Finishing 1st or 2nd instead of 3rd is not just a case for regional bragging rights, although that would be very nice after years of underachievement and futility.
“The minimum goal at the end of every window is to finish in the top-three, but these games give us the chance to create separation between us and Costa Rica and the potential of closing the gap on the group leaders Mexico” - John Herdman
Herdman further recognizes that this window may be the most important for Canada, and the toughest for the USA and Mexico. The two regional giants face off against each other and the USA’s second game is away to a strengthening Jamaica. A USA draw with Mexico coupled with Canada taking all the spoils in both November games would place Canada atop the standings. In a such a best case scenario, and no longer a far-fetched one at that, Canada would widen the gap with the teams below them in the standings and put Canada in control of its own destiny.
Further benefits to winning the group, or at least finishing as high as possible are twofold: a higher FIFA ranking may result in Canada moving up to a higher-seeded pot when the World Cup draw is held next April. A FIFA ranking, likely in the low 30’s or better based on 2018 World Cup team rankings, would likely place Canada in Pot 3 for the World Cup draw. This would give Canada at least one lower ranked opponent from Pot 4, most likely emanating from the AFC or CAF regions. While Herdman will have his team focused on the next game there is little doubt he his keeping an eye on higher strategic objectives.
“We’ve talked internally about becoming a new Canada. A new Canada not only qualifies for the World Cup, it tops the group. It tops Concacaf.” - John Herdman
A higher ranking will also result increased opportunities for many Canadian players to acquire a GBE (Governing Body Endorsement) allowing them to make moves to play in England. The higher Canada’s FIFA ranking, the more opportunities open up for a wider number of Canadian players to play in English leagues. This is especially so for those national team players plying their trade in MLS. Players like Alistair Johnston, Richie Laryea and Mark-Anthony Kaye, would potentially be the earliest beneficiaries of gaining access to a GBE. Although Canada has already cracked the threshold of being a top 50 team (currently at 48), it is essential for Canada to maintain their top-50 ranking in order for players to benefit. Reaching the next threshold of being a top-30 team opens up even more potential opportunities for CanMNT players.

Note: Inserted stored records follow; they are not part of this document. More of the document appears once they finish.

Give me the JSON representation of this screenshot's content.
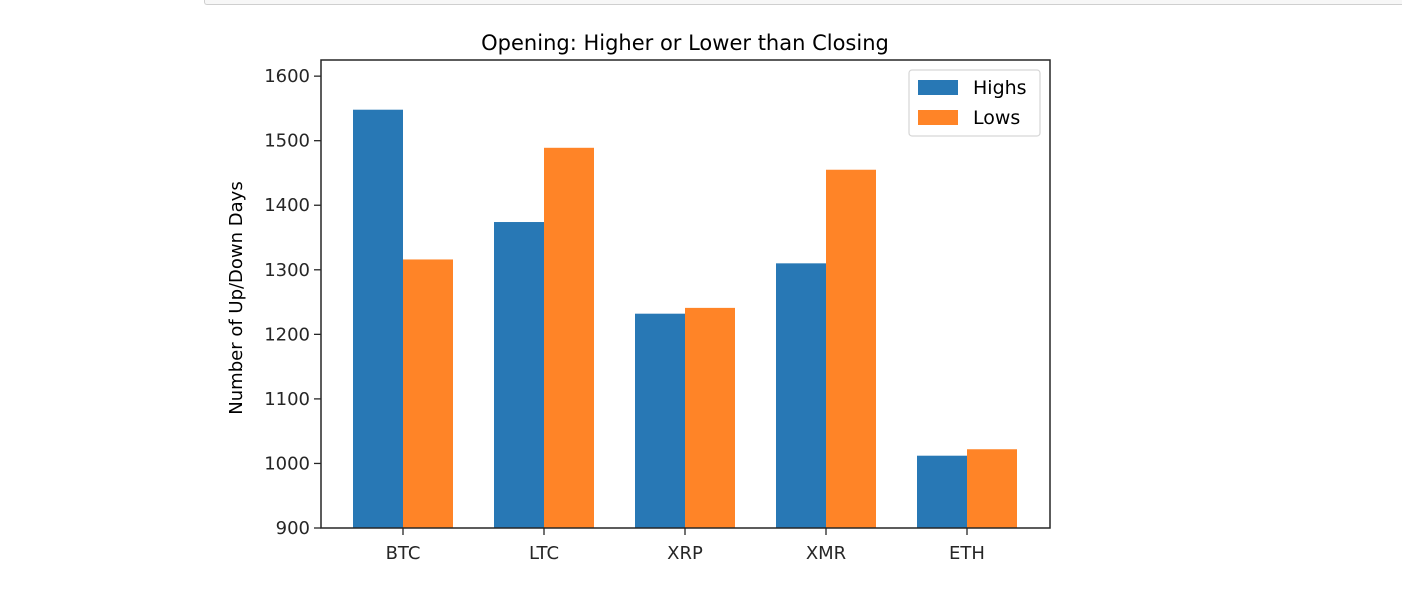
{
  "chart_data": {
    "type": "bar",
    "title": "Opening: Higher or Lower than Closing",
    "xlabel": "",
    "ylabel": "Number of Up/Down Days",
    "categories": [
      "BTC",
      "LTC",
      "XRP",
      "XMR",
      "ETH"
    ],
    "series": [
      {
        "name": "Highs",
        "color": "#2878b5",
        "values": [
          1548,
          1374,
          1232,
          1310,
          1012
        ]
      },
      {
        "name": "Lows",
        "color": "#ff8427",
        "values": [
          1316,
          1489,
          1241,
          1455,
          1022
        ]
      }
    ],
    "ylim": [
      900,
      1625
    ],
    "yticks": [
      900,
      1000,
      1100,
      1200,
      1300,
      1400,
      1500,
      1600
    ],
    "grid": false,
    "legend_position": "top-right"
  }
}
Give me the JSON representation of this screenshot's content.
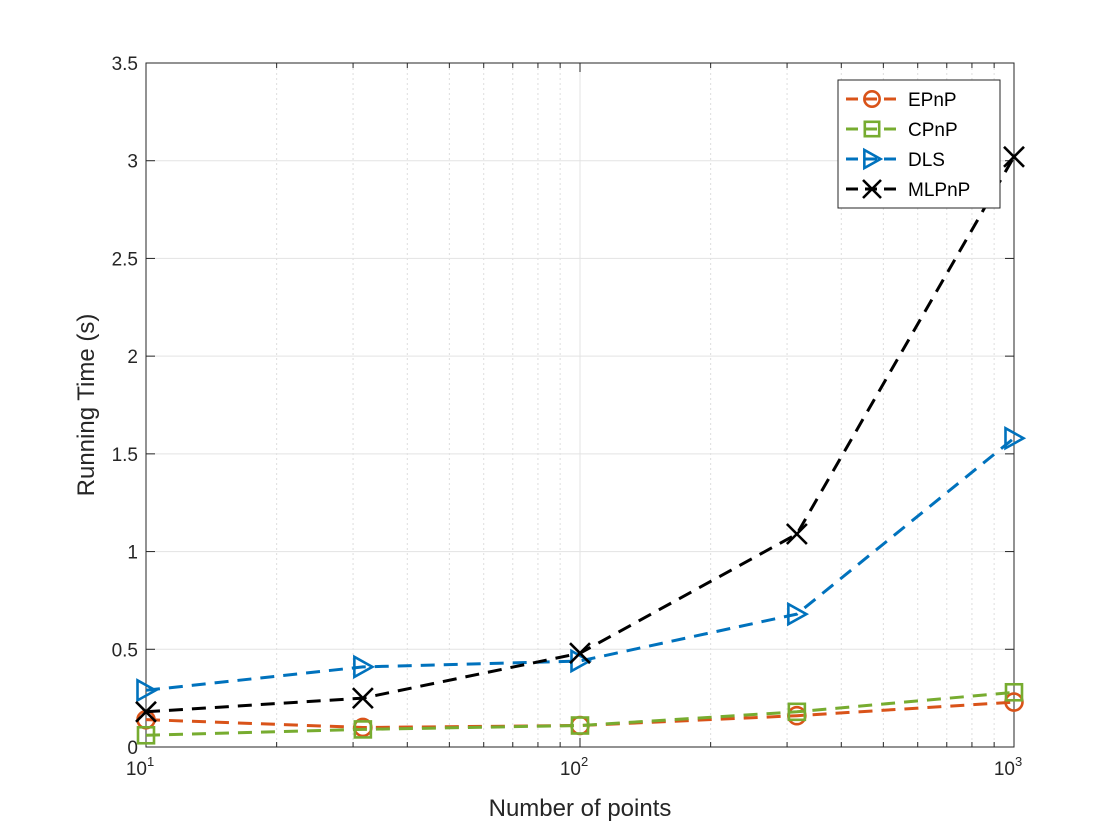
{
  "chart_data": {
    "type": "line",
    "xscale": "log",
    "xlabel": "Number of points",
    "ylabel": "Running Time (s)",
    "xlim": [
      10,
      1000
    ],
    "ylim": [
      0,
      3.5
    ],
    "x": [
      10,
      31.6,
      100,
      316,
      1000
    ],
    "xticks": [
      {
        "value": 10,
        "base": "10",
        "exp": "1"
      },
      {
        "value": 100,
        "base": "10",
        "exp": "2"
      },
      {
        "value": 1000,
        "base": "10",
        "exp": "3"
      }
    ],
    "yticks": [
      {
        "value": 0,
        "label": "0"
      },
      {
        "value": 0.5,
        "label": "0.5"
      },
      {
        "value": 1,
        "label": "1"
      },
      {
        "value": 1.5,
        "label": "1.5"
      },
      {
        "value": 2,
        "label": "2"
      },
      {
        "value": 2.5,
        "label": "2.5"
      },
      {
        "value": 3,
        "label": "3"
      },
      {
        "value": 3.5,
        "label": "3.5"
      }
    ],
    "grid": true,
    "legend_position": "top-right",
    "series": [
      {
        "name": "EPnP",
        "values": [
          0.14,
          0.1,
          0.11,
          0.16,
          0.23
        ],
        "color": "#d95319",
        "marker": "circle"
      },
      {
        "name": "CPnP",
        "values": [
          0.06,
          0.09,
          0.11,
          0.18,
          0.28
        ],
        "color": "#77ac30",
        "marker": "square"
      },
      {
        "name": "DLS",
        "values": [
          0.29,
          0.41,
          0.44,
          0.68,
          1.58
        ],
        "color": "#0072bd",
        "marker": "triangle-right"
      },
      {
        "name": "MLPnP",
        "values": [
          0.18,
          0.25,
          0.48,
          1.09,
          3.02
        ],
        "color": "#000000",
        "marker": "x"
      }
    ]
  }
}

The CMNT’s minimum objective is, of course, qualification to the World Cup in Qatar next November. Just finish top three in the region and you can punch your ticket to Qatar. But making a sustained run up the FIFA rankings has always been on the mind of John Herdman in his quest to open more pathways for Canadian players to advance to higher tier leagues and strengthen the team’s quality and depth. This is crucial to Canada national team heading into the 2026 World Cup.
While recognizing all of the above and that there are eight games and 24 points available for the remainder of this qualifying tournament, the reality is in CONCACAF we are not going to win them all. It would be presumptuous to believe Canada’s qualification for Qatar is imminent. Fans and the team needs to remain grounded, and with Herdman at the helm, there is no reason to believe the team won’t be. But if Canada takes care of business and other results remain fortuitous then one foot may soon be inside the door.
You can catch the Canada vs Costa Rica on Friday Nov. 12 at 9:00 pm ET and Canada vs Mexico on Tuesday November 16 at 9:00 pm EST. Both games are streaming on One Soccer and are being broadcast on cable with Sportsnet channels SNO, SNE and SNP.